Yes. Postgres famously has been single-threaded for queries for a long time. The upcoming version 9.6 is finally introducing some basic parallel scan/join/aggregate functionality.

MS SQL, Oracle and pretty much all the commercial databases are much farther along in scaling up and making the most of a single machine.

The very article you are commenting on is about scaling up with PostgreSQL. PostgreSQL is excellent at scaling up with many small queries, but has problems with few large ones.
This is a brand new commit, it's not today. There's been some good progress recently but Postgres historically hasn't been the best at scaling up, especially compared to the commercial engines.
I like and often use Postgres, but professionally use MSSQL a lot and I vastly prefer it for my use case. It has all the DB features I need for my products and it is easier to manage (when it comes to backups, for example). One could argue ease of use falls under a purely technical standpoint.

Could you elaborate a bit more on why you view Microsoft SQL Server as worse?

MSSQL's text comparison by default is case insensitive. Its limit clause is nonstandard (select top 10 * from . . .). Its syntax for other things, like trimming or casting, is just much more typing. Installing the driver on a Linux server is several times harder than Postgres. When I get the syntax wrong, all it gives me "General Error." The command-line tool to Postgres, psql, works much more smoothly and has many more features than MSSQL's tsql (and Oracle's isql, for that matter).

If you use MSSQL all the time, I have no doubt that you get along fine. You can get used to its ways, and most applications don't need features that aren't shared by almost all databases.

I didn't mean that if you use MSSQL then the app will always noticeably work worse than if you based it on Postgres. It's just that for someone who switches back and forth, MSSQL makes my life less enjoyable, provides no benefit, and costs a lot more money.

>>The strangest thing to me is not that MySQL is more popular than Postgres, but that anyone uses Microsoft or Oracle at all. Not only do they cost a lot, but from a purely technical standpoint they are worse.
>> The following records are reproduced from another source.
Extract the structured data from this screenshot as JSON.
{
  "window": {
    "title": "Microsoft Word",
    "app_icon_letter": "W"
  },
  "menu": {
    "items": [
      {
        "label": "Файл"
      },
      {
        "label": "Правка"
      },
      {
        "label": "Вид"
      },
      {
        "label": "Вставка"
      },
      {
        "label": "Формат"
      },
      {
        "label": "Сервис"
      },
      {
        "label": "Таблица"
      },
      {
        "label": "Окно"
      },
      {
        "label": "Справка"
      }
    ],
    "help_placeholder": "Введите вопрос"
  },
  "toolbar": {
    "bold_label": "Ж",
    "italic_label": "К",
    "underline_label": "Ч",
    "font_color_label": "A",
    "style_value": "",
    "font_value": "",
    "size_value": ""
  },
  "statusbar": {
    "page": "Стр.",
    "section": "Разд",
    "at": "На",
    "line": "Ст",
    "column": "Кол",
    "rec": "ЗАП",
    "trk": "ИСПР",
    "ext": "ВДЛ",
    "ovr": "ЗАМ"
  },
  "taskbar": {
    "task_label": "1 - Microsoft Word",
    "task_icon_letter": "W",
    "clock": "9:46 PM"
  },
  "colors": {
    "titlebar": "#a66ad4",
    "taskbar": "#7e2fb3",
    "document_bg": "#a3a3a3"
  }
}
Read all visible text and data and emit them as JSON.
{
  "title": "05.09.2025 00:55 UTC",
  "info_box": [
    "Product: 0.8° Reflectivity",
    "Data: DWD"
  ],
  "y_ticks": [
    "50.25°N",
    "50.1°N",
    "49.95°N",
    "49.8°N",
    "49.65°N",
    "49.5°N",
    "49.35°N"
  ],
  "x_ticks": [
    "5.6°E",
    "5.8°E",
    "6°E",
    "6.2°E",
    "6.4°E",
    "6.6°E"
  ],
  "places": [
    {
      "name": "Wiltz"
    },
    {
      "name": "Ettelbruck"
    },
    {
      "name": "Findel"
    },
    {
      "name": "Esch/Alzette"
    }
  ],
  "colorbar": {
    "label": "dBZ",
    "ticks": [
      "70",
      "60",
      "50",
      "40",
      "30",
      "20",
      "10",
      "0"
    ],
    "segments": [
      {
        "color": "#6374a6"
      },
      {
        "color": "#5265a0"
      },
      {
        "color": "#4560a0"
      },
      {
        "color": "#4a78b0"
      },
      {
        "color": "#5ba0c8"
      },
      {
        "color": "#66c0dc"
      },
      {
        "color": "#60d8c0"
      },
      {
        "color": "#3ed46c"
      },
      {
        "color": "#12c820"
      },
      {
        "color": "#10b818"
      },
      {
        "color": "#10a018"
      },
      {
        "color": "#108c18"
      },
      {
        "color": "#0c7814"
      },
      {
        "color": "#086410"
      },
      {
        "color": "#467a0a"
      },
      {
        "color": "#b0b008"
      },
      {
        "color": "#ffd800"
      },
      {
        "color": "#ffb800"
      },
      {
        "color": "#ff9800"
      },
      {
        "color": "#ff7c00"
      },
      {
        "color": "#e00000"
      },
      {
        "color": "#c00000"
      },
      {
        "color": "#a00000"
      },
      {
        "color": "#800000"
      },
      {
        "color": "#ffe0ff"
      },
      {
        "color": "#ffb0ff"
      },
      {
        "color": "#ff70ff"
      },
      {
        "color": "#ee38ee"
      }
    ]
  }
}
A lot of decisions are made holistically instead of a "purely technical standpoint". In large companies where there are still IT departments (e.g. use of Active Directory), MS is still very much the de facto platform, and SQL Server is the "logical" choice.

Consider that PG is adding wait events in the upcoming 9.6 release, a feature Oracle has had for about 20 years...
I'm curious abour another thing: like the previous comment asked about MySQL and MariaDB, and your answer cuts away MariaDB from the quote.

However, the trend seems to be from MySQL to MariaDB. Red Hat and many other Linux distros, for example, have moved to MariaDB. It doesn't feature Larry Ellison. So why not address it?

While I love me some PG, SQL Server is nothing to sneeze at. Was fairly impressed with it, never had any serious issues on an under-specced server once occupied by terrible programmers
"MySQL is popular among a subset of programmers: web developers."

Slapdash web developers.

Most web developers I know now consider postgres the base standard.